Boolean searching is the use of Boolean logic and set theory. Boolean operators, such as AND, OR and NOT, are used to combine searches in a variety of ways. When you do an advanced search using more than one line, you are actually taking advantage of Boolean searching.
AND --Use the AND operator between two or more words or phrases to find articles containing all of the words. For example, "George W. Bush" and "Laden" will limit results to those items containing both topics. Any article containing just one of the topics will be eliminated.
OR -- Use the OR operator between any two words or phrases to find documents containing either of the two words. For example, "George W. Bush" or "Laden" will bring up every article that contains the topic George W. Bush along with every article that contains the word Laden. The articles on bin Laden do not have to mention George W. Bush and vice versa.

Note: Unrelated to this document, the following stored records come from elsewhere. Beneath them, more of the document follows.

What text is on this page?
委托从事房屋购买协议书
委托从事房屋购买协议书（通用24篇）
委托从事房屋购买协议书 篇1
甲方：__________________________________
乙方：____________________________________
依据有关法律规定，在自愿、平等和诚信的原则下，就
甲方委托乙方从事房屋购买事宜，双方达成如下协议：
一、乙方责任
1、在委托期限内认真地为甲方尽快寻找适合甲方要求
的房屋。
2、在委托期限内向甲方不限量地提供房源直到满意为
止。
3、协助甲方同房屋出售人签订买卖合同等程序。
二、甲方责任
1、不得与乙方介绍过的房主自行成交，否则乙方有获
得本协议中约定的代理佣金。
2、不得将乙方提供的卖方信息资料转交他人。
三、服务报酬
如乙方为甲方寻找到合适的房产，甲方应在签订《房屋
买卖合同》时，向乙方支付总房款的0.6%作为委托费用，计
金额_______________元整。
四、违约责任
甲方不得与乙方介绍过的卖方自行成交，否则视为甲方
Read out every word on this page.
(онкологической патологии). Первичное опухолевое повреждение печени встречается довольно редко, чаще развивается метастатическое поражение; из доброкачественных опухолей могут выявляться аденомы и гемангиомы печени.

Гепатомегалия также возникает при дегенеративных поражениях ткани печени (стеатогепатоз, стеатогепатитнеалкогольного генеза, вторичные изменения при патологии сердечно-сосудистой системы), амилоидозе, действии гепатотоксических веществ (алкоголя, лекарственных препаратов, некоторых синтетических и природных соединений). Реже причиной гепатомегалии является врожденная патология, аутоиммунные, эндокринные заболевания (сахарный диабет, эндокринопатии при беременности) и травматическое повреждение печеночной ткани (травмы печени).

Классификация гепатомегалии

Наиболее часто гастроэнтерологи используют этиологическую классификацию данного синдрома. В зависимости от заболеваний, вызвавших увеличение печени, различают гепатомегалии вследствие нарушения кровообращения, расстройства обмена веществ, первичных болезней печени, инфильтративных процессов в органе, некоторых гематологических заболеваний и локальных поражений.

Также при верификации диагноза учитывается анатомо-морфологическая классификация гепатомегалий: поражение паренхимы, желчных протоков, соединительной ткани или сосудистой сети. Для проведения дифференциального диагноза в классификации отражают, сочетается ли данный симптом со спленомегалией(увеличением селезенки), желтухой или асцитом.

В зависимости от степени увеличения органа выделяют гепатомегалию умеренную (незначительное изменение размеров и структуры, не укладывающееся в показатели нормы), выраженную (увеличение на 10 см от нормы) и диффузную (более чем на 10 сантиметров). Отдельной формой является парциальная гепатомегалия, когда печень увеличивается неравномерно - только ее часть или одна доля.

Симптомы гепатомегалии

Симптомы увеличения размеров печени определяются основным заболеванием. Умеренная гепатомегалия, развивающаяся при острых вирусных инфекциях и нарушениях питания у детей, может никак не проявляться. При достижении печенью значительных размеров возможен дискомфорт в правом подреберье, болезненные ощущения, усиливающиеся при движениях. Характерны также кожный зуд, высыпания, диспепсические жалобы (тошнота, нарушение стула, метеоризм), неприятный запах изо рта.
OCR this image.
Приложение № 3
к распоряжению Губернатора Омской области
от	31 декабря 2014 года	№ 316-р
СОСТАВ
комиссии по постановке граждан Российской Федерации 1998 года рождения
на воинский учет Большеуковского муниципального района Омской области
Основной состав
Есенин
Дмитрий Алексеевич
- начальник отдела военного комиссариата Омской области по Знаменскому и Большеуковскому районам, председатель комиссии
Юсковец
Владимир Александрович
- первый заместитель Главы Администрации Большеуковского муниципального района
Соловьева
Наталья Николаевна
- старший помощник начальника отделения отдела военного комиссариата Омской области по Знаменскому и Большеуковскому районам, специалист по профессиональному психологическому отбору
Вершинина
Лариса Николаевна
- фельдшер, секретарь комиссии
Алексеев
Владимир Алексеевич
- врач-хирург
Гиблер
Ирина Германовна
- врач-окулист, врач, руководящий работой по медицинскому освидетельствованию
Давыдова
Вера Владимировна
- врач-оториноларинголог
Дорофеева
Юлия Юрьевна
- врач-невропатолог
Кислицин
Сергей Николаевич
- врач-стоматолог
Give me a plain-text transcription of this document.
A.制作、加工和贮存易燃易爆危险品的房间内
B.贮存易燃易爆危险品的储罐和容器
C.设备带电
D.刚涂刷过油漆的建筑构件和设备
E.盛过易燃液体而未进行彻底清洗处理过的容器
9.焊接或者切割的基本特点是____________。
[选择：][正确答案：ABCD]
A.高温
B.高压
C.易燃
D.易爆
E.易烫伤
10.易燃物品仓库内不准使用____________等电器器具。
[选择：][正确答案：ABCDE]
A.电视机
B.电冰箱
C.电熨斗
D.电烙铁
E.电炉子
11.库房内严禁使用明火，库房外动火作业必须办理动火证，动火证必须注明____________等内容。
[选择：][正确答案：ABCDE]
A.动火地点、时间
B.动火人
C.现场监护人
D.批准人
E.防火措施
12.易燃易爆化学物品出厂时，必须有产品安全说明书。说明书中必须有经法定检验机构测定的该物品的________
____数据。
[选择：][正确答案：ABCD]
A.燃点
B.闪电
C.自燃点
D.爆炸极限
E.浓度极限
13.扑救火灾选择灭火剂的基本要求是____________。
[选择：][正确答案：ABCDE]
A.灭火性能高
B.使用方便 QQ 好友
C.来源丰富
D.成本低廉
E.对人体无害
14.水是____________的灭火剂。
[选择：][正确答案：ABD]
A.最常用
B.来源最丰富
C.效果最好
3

NOT -- Use the NOT operator between any two words or phrases to find documents that do not include the word or phrase immediately following the NOT. For example, "George W. Bush" not "Laden" will only retrieve articles that contain George W. Bush but don't mention the word Laden. Any article that talks about both Bush and bin Laden will be eliminated.
Some databases will have an advanced search that will let you put the Boolean terms on different lines. Others will allow you to search using one line, but putting the operator between the words in ALL CAPITALS. Example: George W. Bush AND Laden.